The big cats are showing signs of recovery, the WCS said, however.
“Though they have experienced some decrease in appetite, the cats at the Bronx Zoo are otherwise doing well under veterinary care and are bright, alert, and interactive with their keepers,” the statement continues.
“It is not known how this disease will develop in big cats since different species can react differently to novel infections, but we will continue to monitor them closely and anticipate full recoveries.”
The zoo said that the cats were infected with the coronavirus by “a person caring for them who was asymptomatically infected with the virus or before that person developed symptoms.”
CNN highlighted a recent study out of China on the ability of the Chinese virus to infect house pets:
Our furry feline friends appear to be susceptible to catching Covid-19, the disease caused by the coronavirus called SARS-CoV-2.
Even worse, the cats in the study were able to infect each other, although they showed no signs of illness.

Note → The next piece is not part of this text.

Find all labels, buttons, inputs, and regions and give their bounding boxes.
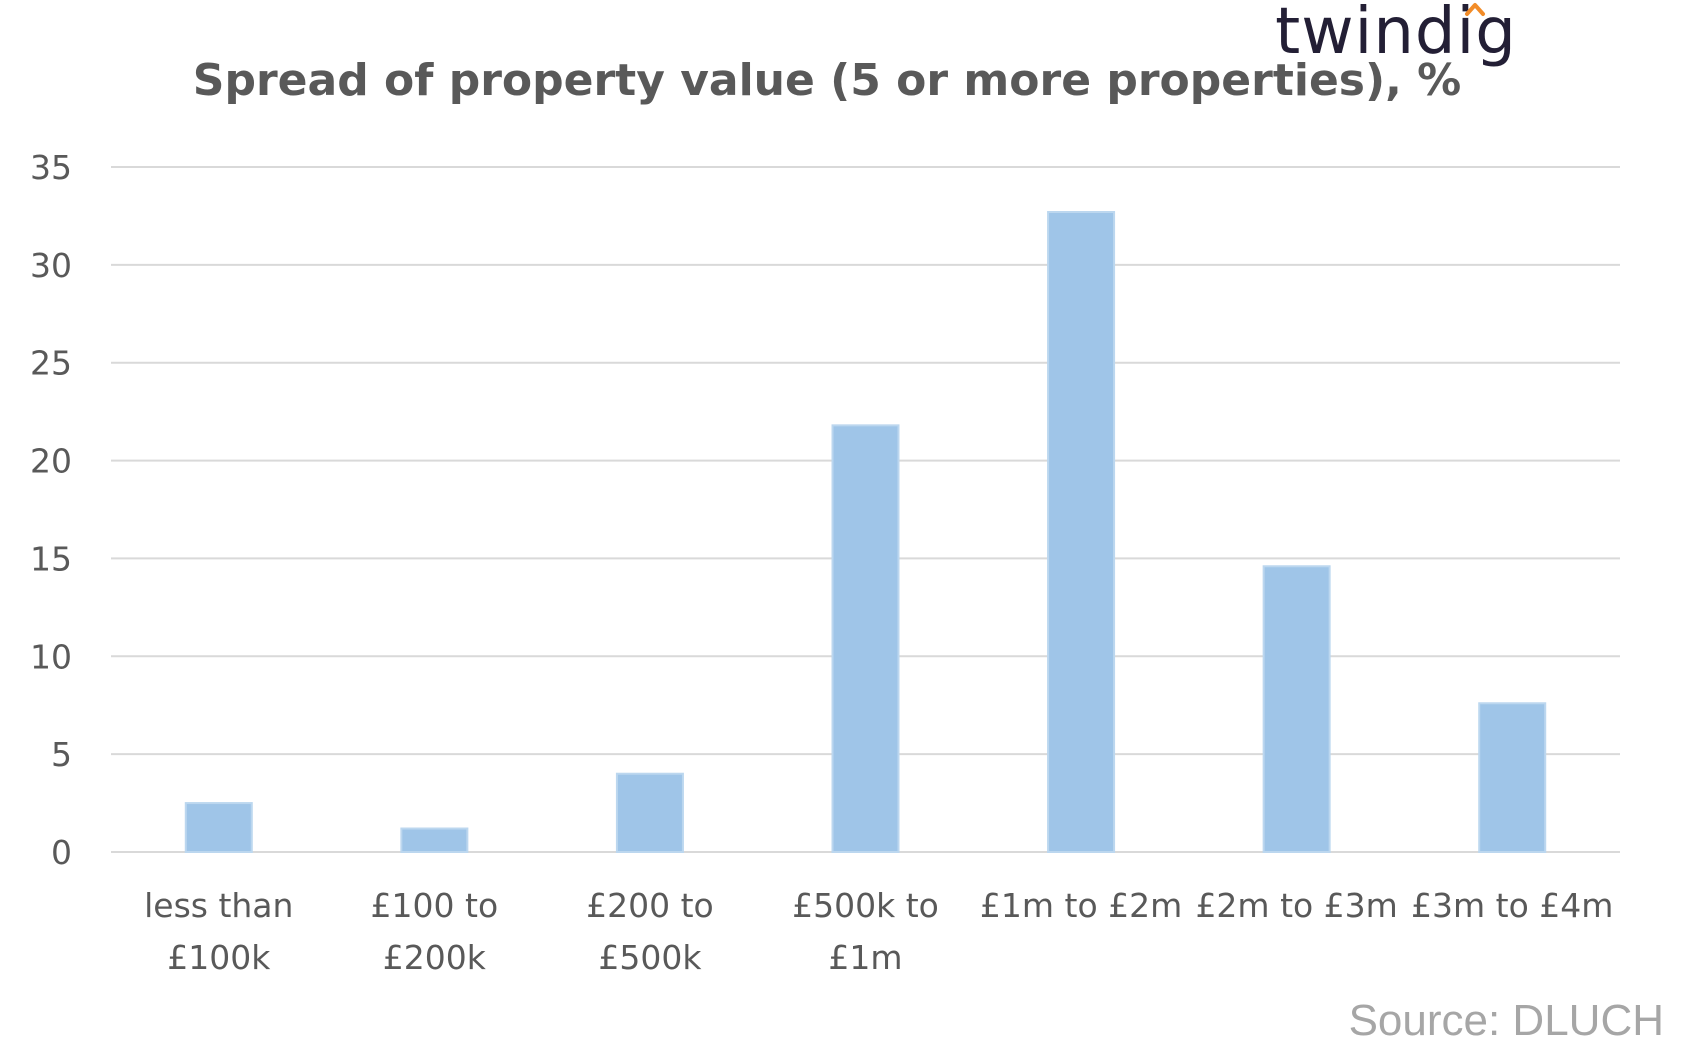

Ferrets were also able to “catch” the virus, although it didn’t appear to harm them.
Dogs, on the other hand, were not susceptible, according to the study.
The virus showed up in the feces of five dogs, but no infectious virus was found.
Pigs, chickens and ducks were also not very hospitable places for the virus.
But there’s no need for cat or ferret lovers to panic, experts say.
There’s no evidence their pets could get very sick or die from the novel coronavirus.
The Wildlife Conservation Society’s Bronx Zoo noted that several other big cats appeared in good health.
None of the zoo’s snow leopards, cheetahs, clouded leopard, Amur leopard, puma or serval cats have shown any signs of the disease.
“We are grateful for the cooperation and support of the New York State Diagnostic Laboratory at Cornell University and the University of Illinois College of Veterinary Medicine Veterinary Diagnostic Laboratory, where the initial COVID-19 testing of samples from the tiger were performed; the USDA National Veterinary Services Laboratory where confirmatory testing was conducted; USDA Animal and Plant Health Inspection Service; and the New York and Illinois State Veterinarians and the New York City Department of Health and Mental Hygiene for their assistance,” the statement concluded.
"We will issue additional information as warranted.
"Our four zoos and aquarium have been temporarily closed since March 16."